The firm used to use various other open-source databases, which could be successful in the short-term, but they were ultimately faultier, or often funding dried up. And Grasshopper’s teams spent a lot of time considering how many terabytes of storage to buy in a way that would both serve their present needs and future-proof themselves.
“[Now] that question just sort of goes away,” Tan says. “We just don’t talk about it anymore. And by not talking about that, you actually help your rate of innovation.”
Big, and Getting Bigger
Ulku Rowe, technical director of financial services at Google Cloud, says financial services is already a data-heavy business—and that weight isn’t going to get any lighter.
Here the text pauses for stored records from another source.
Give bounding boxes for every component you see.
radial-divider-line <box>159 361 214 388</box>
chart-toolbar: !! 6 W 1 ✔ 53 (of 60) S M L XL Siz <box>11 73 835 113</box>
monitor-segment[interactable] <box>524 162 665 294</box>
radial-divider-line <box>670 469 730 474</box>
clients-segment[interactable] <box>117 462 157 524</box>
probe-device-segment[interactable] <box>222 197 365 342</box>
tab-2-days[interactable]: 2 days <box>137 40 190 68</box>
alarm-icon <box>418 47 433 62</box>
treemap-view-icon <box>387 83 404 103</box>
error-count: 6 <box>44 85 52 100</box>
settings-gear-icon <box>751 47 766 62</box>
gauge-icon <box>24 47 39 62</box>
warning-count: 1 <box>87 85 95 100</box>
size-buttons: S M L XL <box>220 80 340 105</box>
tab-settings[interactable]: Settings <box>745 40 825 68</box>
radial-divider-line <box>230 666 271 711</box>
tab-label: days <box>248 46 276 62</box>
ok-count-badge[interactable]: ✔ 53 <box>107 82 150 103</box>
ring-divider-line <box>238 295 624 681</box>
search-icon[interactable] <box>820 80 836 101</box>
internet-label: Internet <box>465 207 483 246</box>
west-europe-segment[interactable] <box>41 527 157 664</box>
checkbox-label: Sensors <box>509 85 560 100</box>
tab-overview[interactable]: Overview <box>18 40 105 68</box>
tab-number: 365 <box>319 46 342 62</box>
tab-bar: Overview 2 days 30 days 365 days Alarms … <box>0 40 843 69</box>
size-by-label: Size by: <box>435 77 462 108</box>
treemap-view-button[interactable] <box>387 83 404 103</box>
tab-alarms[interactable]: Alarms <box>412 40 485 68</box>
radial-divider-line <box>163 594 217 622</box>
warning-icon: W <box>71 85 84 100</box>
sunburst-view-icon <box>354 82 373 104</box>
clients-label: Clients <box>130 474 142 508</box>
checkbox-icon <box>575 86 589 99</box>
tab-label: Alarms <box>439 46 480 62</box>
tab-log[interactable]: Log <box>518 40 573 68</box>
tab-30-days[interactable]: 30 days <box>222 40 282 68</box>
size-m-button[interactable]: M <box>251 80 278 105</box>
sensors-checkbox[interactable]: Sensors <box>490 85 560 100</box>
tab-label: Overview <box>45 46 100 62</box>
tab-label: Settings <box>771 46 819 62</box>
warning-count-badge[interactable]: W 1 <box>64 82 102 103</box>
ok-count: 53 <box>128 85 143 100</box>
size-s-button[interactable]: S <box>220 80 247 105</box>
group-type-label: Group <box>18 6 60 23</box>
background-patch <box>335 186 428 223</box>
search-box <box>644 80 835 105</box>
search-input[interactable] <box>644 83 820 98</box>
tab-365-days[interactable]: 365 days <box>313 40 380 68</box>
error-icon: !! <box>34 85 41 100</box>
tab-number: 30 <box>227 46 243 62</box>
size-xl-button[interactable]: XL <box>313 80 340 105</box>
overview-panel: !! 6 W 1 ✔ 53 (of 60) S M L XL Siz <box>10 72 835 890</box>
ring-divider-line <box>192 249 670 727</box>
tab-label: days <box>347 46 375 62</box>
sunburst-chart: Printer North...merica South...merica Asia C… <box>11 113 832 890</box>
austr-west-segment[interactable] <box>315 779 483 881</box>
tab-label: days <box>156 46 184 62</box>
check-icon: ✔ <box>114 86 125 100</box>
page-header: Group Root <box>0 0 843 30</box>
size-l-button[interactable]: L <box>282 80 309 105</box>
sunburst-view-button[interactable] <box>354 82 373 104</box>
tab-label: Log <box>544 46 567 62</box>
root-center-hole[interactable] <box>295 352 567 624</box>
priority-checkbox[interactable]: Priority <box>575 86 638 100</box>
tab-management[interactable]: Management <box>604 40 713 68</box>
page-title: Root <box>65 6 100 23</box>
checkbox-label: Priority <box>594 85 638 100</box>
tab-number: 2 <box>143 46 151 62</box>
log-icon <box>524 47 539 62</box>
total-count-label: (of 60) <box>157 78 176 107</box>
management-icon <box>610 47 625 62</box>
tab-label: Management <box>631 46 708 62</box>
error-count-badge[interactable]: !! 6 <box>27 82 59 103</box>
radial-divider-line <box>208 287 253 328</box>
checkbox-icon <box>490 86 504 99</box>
On top of normal market data, there’s constant news, global events, regulatory shifts and changing market conditions.
“It’s a tough problem, but it’s also a massive business opportunity for those that can create the best trading strategies, the best risk management models, and those that can actually do it fairly quickly,” Rowe says. “And nowhere is this need as acute as high-frequency trading.”
Looking at the big picture, Tan says what they’re trying to do is predict prices as accurately and consistently as possible. They start with big data, study those massive datasets on the cloud, and then produce summary tables of possible events.
“If this type of market condition happens that way, then there is a high likelihood that the market will go up in the next one second,” Tan says. “And if this other situation happens, there’s a high likelihood that the market will go down in the next one second. All we’re doing is understanding what the probabilities are.”